A few days ago, LG unveiled its own iPhone X clone, a phone many people will probably ignore, just like they did with its predecessors. The LG G7 ThinQ is not your typical Android phone with a notch, as it introduces a key display tech that Apple will use to make the iPhone X entry price a lot more affordable.
Apple is rumored to launch three iPhones this year, including an LCD 6.1-inch model that could be priced as low as $550, and two OLED versions that will sport 5.8-inch and 6.5-inch screens.
All three devices will have the same overall design and offer users almost the same features, although the 6.1-inch iPhone X will reportedly ditch 3D Touch and the dual-lens camera.
However, Apple is still looking to offer buyers who chose the budget 2018 iPhone some of the main features included on the OLED models, such as Face ID support and a big all-screen display.
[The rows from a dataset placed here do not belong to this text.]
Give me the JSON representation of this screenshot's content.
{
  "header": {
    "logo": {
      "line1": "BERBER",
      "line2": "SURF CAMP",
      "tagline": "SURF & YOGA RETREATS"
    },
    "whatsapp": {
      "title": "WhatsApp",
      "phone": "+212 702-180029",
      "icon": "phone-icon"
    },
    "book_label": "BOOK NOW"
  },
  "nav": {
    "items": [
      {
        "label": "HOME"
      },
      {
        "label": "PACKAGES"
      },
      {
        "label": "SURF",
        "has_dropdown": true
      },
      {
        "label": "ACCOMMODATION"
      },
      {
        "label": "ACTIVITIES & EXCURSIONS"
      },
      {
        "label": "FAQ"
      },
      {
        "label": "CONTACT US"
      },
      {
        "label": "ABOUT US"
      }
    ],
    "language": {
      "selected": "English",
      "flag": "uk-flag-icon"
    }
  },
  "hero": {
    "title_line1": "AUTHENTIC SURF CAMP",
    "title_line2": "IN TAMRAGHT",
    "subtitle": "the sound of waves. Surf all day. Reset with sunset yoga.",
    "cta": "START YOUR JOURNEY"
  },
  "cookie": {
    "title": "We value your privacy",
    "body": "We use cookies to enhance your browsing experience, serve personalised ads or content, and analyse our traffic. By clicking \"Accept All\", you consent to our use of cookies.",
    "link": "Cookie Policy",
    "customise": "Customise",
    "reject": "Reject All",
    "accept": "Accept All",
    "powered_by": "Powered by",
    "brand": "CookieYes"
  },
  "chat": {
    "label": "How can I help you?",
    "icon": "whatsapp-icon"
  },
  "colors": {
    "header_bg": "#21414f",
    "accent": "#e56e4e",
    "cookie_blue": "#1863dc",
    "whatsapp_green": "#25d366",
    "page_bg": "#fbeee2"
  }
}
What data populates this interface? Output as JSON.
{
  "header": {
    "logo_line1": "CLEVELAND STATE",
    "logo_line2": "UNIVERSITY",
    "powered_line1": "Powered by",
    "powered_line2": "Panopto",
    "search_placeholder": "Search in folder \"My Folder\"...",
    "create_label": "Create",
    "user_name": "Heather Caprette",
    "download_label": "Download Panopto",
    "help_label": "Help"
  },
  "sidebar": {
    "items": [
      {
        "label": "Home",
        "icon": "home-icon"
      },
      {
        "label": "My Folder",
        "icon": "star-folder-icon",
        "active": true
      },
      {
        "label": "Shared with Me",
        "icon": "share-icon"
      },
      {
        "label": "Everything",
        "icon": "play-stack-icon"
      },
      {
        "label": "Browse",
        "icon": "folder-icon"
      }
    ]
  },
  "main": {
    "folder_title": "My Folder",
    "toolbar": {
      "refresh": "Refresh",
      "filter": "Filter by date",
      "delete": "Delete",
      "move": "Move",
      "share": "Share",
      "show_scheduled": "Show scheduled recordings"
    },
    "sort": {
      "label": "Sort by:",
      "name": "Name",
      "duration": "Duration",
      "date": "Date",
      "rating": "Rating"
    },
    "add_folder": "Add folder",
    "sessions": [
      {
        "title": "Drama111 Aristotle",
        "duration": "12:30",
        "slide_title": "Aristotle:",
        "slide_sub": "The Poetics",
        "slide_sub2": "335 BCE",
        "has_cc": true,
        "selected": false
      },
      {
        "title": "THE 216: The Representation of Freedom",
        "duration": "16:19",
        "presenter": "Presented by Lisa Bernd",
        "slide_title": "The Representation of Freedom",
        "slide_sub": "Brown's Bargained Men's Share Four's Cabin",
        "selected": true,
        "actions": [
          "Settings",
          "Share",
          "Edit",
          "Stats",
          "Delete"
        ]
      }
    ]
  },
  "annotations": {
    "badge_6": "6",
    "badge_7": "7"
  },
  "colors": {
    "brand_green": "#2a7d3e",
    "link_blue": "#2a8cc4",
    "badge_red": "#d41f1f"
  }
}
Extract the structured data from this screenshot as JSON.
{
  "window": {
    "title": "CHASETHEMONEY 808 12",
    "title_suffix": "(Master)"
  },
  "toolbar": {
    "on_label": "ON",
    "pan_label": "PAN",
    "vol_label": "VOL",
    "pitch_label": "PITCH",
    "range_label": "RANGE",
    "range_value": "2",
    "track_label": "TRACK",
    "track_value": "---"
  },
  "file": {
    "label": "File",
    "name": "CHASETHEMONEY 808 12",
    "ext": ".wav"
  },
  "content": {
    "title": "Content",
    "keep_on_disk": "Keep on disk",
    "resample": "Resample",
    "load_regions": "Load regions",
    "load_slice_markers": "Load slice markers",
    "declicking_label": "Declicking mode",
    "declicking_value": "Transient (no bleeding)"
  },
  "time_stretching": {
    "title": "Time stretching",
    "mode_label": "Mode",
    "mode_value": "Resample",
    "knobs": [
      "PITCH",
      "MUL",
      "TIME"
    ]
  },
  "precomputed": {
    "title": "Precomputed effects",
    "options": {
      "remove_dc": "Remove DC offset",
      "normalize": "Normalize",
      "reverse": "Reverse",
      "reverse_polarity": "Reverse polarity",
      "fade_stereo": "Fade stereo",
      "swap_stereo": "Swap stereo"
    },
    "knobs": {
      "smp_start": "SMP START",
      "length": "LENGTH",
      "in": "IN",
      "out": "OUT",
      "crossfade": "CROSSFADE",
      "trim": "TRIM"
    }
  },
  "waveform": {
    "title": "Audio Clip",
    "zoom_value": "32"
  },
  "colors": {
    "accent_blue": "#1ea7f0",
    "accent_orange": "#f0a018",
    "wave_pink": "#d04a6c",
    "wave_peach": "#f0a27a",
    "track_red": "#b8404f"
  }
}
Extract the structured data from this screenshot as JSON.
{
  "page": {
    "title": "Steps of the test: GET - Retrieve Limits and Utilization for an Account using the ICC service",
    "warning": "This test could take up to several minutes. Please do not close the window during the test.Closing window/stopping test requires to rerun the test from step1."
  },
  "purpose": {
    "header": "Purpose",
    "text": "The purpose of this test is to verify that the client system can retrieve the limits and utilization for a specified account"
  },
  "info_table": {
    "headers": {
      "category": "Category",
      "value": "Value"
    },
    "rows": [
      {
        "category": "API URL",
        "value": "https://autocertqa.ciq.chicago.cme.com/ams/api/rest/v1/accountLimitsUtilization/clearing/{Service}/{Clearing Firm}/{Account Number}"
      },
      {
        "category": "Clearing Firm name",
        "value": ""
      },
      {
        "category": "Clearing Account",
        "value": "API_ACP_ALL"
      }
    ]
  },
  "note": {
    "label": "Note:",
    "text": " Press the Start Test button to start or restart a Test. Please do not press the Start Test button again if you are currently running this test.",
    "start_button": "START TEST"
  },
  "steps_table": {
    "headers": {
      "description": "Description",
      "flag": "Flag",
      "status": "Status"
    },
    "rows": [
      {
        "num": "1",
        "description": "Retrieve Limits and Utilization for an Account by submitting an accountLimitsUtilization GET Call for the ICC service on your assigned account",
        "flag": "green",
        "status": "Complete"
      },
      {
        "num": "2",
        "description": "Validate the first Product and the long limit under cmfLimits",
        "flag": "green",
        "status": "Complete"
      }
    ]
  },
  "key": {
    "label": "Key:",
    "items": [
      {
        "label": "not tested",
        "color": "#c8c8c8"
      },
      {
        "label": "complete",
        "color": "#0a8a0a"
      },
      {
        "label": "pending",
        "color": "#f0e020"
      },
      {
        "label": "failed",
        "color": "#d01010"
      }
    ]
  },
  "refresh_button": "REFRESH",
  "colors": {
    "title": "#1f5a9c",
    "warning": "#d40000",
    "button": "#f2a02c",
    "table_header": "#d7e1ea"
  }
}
It’s that display that’s coming from LG, according to Business Korea, but the handset isn’t getting the same LCD screen available on most devices.
LG developed LCD screen tech called MCLD+, which allows smartphone makers to offer customers screen experiences that were once available only on OLED screens.
The MLCD+ screen on the G7 ThinQ is called “Super Bright Display,” because it can support brightness similar to what’s available on OLED screens, if not better. Moreover, the display can also deliver the same DCI-P3 color reproduction as the iPhone X’s OLED screen. Also notable is power consumption, with LG’s MLCD+ tech consuming 30% less power than the G6’s LCD display.
MLCD+ screens have a fourth sub-pixel (white) that joins the regular red, blue, and green sub-pixels of a traditional LCD screen. This explains how LG boosted screen brightness on an LCD device.
The company used OLED on its LG V flagship series last year, but also on the Google Pixel 2. Going forward, the LG G series is supposed to stay on MLCD+ technology.
Apple, meanwhile, made the move to OLED screens only last year, with the iPhone X being the first iPhone with an OLED screen. Samsung is the sole provider of this component, which is responsible for the high price of the iPhone X.
This year, Apple will equip two out of the three iPhones launching in September with OLED screens, but those devices will be more expensive. Using MLCD+ tech instead of OLED on the 6.1-inch model is one way to reduce the costs without compromising performance. And Apple probably wants the 6.1-inch phone to be just as bright and colorful as the OLED models.
There is one drawback for LCD screens of any kind when it comes to all-screen phones. The screen isn’t flexible, which means Apple’s cheapest iPhone might have a tiny bottom chin, just like the G7 and all the other Android-powered iPhone X clones.